The genetic architecture of MUC5B in 206 human haplotypes
(A) Recombination-aware phylogenetic analysis of ∼26.5 kbp neutral sequence (introns 16–48) from 206 human haplotypes of MUC5B with two chimpanzee haplotypes as outgroup. (∗) = central node with 100% bootstrap support. H1 and H2 correspond to two major haplogroups; P1–P6 correspond to protein groups (consistent with C); trunc. corresponds to haplotypes with truncated protein predictions.
(B) Frequency of population-specific haplotypes found in the two common phylogenetic haplogroups of MUC5B.

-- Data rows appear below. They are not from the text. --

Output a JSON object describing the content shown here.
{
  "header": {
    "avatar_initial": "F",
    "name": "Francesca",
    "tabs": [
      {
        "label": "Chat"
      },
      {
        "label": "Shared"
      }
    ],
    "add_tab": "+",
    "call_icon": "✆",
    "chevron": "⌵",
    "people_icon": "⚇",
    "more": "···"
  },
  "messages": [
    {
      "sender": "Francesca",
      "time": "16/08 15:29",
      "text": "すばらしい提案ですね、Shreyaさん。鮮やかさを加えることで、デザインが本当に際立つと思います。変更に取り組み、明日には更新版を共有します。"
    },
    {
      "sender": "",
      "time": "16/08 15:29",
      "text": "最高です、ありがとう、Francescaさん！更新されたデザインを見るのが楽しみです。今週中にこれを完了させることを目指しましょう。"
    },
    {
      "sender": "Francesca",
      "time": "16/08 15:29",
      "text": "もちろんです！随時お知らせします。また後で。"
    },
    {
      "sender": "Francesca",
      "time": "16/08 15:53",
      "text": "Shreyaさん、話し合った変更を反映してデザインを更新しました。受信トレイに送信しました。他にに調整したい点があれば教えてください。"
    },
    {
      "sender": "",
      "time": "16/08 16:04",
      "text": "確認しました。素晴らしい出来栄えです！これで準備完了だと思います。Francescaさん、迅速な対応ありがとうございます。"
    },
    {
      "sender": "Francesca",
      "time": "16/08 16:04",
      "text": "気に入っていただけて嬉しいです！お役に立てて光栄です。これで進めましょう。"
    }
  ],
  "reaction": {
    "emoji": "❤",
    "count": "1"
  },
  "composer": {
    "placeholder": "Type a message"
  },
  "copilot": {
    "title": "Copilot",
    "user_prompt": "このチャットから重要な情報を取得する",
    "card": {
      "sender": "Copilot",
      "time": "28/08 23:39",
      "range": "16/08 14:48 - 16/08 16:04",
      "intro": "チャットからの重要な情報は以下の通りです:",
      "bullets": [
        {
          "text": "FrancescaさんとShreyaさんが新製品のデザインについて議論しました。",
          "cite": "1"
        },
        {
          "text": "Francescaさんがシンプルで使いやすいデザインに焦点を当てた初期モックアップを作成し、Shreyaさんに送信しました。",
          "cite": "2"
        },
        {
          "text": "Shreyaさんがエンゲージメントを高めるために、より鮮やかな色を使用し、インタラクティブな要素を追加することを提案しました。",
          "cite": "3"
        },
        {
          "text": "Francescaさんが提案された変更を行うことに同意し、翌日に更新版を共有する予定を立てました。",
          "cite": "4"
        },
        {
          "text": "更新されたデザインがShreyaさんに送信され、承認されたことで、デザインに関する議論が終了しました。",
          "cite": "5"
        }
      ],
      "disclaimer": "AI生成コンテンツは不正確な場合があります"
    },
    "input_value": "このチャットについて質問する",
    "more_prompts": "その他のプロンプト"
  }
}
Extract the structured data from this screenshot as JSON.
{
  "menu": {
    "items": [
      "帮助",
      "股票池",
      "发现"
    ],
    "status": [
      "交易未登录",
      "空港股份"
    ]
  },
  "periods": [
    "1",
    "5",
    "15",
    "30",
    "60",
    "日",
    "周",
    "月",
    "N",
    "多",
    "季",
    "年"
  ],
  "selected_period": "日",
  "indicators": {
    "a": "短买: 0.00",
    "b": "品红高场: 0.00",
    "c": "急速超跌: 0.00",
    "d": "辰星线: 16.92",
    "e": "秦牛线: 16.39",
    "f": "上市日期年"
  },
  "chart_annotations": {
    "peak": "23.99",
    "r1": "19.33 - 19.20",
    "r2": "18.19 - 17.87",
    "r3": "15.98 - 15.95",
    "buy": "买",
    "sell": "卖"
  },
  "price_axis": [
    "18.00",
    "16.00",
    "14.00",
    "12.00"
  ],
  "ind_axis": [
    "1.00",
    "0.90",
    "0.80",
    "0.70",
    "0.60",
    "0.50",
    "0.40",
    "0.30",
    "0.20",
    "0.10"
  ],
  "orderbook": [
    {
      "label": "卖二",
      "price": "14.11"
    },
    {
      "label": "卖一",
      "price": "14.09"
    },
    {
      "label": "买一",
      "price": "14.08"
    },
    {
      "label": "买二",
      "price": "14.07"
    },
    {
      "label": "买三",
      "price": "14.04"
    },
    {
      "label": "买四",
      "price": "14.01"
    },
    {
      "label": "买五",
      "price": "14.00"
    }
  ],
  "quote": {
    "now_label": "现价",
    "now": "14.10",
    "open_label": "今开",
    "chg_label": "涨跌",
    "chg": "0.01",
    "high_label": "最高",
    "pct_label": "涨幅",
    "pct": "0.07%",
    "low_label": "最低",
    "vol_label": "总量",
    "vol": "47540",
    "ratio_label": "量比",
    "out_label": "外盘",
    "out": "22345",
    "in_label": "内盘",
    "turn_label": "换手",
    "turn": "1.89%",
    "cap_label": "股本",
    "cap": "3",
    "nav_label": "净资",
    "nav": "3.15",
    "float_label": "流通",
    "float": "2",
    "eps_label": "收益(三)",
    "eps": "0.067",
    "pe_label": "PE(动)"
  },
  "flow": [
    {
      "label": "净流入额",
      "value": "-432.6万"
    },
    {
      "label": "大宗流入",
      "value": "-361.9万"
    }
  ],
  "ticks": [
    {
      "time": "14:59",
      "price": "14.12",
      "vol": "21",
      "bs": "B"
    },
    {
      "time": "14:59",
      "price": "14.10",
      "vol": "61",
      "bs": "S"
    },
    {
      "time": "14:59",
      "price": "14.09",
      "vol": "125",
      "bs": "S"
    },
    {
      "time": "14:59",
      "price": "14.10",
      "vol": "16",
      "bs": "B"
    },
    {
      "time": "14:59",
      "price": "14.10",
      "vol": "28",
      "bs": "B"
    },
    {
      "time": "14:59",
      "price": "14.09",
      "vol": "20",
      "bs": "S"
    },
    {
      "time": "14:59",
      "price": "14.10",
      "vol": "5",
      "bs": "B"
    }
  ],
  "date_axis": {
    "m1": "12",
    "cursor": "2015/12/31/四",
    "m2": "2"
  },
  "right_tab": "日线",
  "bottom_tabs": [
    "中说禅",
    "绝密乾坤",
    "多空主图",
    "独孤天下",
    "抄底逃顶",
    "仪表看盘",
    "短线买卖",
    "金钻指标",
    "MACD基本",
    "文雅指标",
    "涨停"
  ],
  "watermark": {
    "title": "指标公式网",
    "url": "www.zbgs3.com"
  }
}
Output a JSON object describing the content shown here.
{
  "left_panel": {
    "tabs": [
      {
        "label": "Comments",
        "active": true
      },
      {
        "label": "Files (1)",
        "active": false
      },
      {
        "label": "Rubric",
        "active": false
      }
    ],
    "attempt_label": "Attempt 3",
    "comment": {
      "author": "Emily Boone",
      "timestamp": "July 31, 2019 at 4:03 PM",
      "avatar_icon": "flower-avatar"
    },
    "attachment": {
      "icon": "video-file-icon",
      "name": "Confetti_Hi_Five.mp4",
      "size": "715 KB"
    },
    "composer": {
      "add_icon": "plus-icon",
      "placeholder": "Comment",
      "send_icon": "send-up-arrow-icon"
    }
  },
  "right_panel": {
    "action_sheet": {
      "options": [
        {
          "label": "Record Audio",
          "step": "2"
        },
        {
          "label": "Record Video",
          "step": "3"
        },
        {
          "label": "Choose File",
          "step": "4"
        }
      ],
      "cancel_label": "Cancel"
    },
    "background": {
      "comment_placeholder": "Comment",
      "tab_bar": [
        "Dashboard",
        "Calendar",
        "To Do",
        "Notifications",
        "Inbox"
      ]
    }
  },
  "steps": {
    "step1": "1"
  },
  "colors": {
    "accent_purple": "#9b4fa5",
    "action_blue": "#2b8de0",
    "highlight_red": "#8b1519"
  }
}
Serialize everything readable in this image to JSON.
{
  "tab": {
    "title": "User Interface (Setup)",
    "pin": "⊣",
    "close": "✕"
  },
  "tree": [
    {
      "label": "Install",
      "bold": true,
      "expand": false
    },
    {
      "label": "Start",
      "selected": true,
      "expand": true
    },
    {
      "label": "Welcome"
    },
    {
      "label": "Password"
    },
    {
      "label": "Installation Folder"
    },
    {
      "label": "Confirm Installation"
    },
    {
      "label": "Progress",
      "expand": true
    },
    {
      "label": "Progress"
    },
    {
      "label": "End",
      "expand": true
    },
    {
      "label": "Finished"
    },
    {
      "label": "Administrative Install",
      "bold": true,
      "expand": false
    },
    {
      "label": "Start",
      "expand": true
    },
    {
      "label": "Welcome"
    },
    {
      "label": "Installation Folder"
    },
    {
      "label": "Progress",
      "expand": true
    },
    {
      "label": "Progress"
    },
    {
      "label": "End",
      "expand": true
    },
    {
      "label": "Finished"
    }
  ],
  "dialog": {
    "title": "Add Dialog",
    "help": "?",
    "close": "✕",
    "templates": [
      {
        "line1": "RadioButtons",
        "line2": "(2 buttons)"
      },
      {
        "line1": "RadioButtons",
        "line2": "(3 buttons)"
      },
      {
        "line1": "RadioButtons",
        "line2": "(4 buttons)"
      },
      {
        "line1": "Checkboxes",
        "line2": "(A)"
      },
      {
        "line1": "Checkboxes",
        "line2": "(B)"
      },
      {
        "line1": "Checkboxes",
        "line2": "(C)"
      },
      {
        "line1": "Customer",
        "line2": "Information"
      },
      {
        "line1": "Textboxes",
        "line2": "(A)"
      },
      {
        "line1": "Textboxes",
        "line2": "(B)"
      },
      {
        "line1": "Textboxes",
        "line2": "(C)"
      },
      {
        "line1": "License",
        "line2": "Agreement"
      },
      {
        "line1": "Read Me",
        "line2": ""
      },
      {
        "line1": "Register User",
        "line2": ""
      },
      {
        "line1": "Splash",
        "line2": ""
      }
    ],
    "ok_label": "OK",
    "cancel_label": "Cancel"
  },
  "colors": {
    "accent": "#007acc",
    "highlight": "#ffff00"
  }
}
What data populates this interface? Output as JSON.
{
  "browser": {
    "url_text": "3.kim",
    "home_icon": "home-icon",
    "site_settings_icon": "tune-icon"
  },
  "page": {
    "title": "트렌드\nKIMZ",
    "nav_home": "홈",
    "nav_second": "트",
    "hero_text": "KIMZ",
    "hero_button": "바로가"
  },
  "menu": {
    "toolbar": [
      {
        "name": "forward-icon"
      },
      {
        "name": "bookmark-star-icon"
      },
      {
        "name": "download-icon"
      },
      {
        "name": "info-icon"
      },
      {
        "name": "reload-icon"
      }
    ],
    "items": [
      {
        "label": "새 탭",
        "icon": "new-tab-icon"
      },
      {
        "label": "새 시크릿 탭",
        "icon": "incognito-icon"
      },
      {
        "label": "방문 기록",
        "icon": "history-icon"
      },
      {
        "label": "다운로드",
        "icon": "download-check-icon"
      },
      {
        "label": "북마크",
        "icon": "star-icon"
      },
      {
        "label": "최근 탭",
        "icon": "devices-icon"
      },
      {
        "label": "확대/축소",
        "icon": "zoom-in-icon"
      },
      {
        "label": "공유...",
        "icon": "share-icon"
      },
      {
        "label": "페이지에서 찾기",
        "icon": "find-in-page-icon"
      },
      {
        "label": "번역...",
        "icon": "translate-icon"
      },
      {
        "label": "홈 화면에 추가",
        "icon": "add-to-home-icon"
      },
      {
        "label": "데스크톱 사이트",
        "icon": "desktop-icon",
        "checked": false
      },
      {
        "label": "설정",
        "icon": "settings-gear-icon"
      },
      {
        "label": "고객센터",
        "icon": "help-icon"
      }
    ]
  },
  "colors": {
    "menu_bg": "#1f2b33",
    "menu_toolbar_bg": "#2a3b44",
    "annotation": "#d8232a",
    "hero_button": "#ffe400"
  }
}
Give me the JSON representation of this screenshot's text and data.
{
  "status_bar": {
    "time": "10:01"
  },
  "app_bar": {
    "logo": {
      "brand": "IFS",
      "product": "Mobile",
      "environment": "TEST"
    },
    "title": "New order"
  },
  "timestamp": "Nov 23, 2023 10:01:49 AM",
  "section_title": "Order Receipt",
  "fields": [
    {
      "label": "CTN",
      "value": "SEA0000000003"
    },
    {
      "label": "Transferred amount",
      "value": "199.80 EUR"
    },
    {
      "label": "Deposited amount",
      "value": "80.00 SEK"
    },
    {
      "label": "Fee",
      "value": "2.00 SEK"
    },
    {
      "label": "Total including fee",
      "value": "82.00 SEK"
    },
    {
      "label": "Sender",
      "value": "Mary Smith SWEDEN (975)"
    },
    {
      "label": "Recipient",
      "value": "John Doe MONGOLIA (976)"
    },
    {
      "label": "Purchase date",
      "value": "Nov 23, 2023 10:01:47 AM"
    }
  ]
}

(C) Protein predictions for 206 human haplotypes of MUC5B. Diagrams represent protein domains with the large central exon of MUC5B, modeled after those in Ridley et al.53 Colors correspond to protein groups visualized in (A). CysD corresponds to cys domains and PTS corresponds to proline-, serine-, and threonine-rich domains.
(D) Distributions of absolute serine and threonine (S/T) count across VNTR domains for the three most common protein groups of MUC5B.
(E) Distributions of percent S/T content within VNTR domains for the three most common protein groups of MUC5B.
(F.) Logo plot of the complete 29-mer amino acid motif variants used in MUC5B VNTR domains across 206 human haplotypes. Colors correspond to biochemical groupings of amino acids.
(G) Heatmap of 190–29-mer motif utilization across protein variants of human MUC5B, colored vertically by protein group identities. Heatmap constructed through normalization for total VNTR sequence length, normalization within each motif (columns), and hierarchical clustering of haplotypes (rows) and motifs (columns). See Figure S4 for an extended version that includes the matched motifs (columns).